- Born: 3 June 1891 Bergen
- Died: 9 April 1955 (aged 63)
- Education: University of Oslo
- Spouse: Iacob Dybwad Sømme
- Children: Lauritz Sømme
- Scientific career
- Fields: Genetics
- Workplaces: University of Oslo, John Innes Horticultural Institute
- Thesis: Genetics and cytology of the tetraploid form of Primula sinensis (1931)
- Academic advisors: Kristine Bonnevie

= Aslaug Sverdrup Sømme =

Norwegian plant scientist and geneticist

Aslaug Sverdrup Sømme (3 June 1891 – 9 April 1955) was a Norwegian plant scientist and geneticist.

== Life ==
Aslaug Sverdrup Sømme was born in 1891 in Bergen. Her father was Jakob Sverdrup, a bishop and politician, and her mother was Marie Bernardine Suur.

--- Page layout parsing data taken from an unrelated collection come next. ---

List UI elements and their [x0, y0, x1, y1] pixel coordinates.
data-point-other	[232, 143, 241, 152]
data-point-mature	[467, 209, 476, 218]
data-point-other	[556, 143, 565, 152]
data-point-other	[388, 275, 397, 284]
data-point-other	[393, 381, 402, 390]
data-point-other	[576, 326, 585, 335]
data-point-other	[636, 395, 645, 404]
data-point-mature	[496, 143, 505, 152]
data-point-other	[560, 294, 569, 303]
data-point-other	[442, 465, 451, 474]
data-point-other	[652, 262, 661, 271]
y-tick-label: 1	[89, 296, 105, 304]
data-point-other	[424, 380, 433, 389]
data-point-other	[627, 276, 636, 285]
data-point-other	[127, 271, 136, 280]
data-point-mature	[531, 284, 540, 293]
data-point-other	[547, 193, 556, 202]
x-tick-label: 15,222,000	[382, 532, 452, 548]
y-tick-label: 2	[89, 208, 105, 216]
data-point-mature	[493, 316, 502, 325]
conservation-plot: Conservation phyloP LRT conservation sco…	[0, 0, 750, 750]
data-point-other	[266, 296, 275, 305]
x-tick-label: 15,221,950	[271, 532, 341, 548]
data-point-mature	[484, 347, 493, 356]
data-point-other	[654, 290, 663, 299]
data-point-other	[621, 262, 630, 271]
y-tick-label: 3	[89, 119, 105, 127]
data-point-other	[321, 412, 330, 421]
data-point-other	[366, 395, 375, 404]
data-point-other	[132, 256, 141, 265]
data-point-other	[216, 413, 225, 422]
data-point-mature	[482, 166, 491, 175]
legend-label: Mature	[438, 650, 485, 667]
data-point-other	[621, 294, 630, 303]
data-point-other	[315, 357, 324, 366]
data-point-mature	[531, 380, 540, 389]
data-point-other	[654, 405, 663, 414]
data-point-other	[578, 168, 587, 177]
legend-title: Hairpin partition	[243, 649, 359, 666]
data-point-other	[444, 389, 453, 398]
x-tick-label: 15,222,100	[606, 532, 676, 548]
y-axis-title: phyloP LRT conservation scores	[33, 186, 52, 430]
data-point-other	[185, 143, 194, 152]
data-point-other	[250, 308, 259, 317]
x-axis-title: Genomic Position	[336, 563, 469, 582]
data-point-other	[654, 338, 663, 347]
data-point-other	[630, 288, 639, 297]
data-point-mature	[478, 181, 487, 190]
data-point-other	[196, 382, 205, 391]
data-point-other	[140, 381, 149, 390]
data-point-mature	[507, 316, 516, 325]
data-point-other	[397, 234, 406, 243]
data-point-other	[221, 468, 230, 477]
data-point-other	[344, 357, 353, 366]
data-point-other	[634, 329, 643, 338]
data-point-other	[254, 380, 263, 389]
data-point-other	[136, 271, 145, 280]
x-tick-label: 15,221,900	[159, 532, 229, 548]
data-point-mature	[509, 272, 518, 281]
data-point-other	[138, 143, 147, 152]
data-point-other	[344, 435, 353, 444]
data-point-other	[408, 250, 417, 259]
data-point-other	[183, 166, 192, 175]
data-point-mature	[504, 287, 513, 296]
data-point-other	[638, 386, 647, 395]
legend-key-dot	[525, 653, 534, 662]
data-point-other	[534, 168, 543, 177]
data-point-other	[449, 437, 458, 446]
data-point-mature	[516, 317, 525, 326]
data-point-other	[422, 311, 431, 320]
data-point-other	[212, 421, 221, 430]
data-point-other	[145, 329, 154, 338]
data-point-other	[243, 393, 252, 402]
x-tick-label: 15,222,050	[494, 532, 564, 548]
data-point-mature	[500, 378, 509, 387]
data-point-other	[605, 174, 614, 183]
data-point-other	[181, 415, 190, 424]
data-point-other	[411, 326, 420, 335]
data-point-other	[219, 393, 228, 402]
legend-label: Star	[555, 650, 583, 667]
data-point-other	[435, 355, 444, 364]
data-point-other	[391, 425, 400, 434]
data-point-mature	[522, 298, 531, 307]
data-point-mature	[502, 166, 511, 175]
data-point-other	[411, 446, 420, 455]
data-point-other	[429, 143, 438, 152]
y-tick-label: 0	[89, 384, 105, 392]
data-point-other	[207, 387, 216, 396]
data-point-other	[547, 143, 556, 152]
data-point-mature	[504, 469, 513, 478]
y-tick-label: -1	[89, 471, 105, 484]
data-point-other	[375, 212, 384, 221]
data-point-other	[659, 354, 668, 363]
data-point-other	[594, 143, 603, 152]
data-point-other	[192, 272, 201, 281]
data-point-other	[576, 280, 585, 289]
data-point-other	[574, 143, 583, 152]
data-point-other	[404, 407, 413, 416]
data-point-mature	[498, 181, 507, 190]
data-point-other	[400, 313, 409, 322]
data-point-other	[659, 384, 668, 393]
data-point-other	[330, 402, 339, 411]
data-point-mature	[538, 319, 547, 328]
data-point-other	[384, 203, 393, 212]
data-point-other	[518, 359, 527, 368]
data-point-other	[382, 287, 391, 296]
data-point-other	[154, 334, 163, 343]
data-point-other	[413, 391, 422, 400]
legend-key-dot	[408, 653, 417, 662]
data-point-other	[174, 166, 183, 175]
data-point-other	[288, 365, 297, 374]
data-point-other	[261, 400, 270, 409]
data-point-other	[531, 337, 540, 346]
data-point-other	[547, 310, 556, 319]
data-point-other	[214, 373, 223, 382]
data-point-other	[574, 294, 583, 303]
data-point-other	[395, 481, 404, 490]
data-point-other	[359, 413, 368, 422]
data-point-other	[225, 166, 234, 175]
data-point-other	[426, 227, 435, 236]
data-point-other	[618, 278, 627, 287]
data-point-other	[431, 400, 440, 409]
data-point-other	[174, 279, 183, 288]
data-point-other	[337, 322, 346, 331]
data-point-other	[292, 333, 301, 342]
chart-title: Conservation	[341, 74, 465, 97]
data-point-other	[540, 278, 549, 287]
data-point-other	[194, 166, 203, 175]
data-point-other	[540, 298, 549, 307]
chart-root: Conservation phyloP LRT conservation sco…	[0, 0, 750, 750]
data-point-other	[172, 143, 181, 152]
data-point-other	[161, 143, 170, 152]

In 1910, Sømme enrolled at the University of Oslo's Institute for Genetic Research (Institut for Arvelighetsforskning) in Oslo, Norway. In 1918, she started a master's degree in zoology, studying plankton in the Oslofjord from the research station in Drøbak. During her degree, she was supervised by Kristine Bonnevie, the first female professor in Norway. From this research, Sømme published the study 'Plankton surveys from Kristianiafjorden. Hydromeduser' in 1921. By 1919 she was appointed as an assistant professor (amanuensis), becoming only the second women ever to hold a research position at the university. Sømme and Bonnevie published studies on polydactyly ('Postaxial polydactylism in six generations of a Norwegian family' in 1922), and twins ('Hereditary predisposition to dizygotic twin-births in Norwegian peasant families' in 1926).

Upon hearing of the growing work being done by William Bateson on genetics at the John Innes Horticultural Institute (now the John Innes Centre) in the UK, Sømme wrote to Bateson requesting to join him working on Primula sinensis, crossing the North Sea in 1921, initially as a volunteer. During her time working in the 'Ladies Lab' with other female geneticists including Caroline Pellew and Dorothea De Winton, Sømme studied Primula sinensis genetics and cytology. Sømme remained in England until 1926, at which point she returned to Norway to take up the position of lecturer in genetics at the University of Oslo. The research she conducted at the John Innes Horticultural Institute formed part of her doctoral dissertation, which was finished in 1931.

In 1929, Sverdrup married Iacob Dybwad Sømme, who she had met in 1925 in Drøbak. Together they had one son, Lauritz S. Sømme, who was born in 1931. In 1942, Iacob Dybwad Sømme was arrested for his participation in the Norwegian resistance movement to the Nazi occupiers. He was sentenced to death in 1944.

Following the arrest of Otto Lous Mohr, director of the institute at the time, by the Nazis in 1941, Sømme took charge of the board for the Institute of Genetic Research at the University of Oslo. She took over this position again in 1945 after Mohr became the rector of the university.

Sømme resigned from her post at the University of Oslo in 1950 and died in 1955.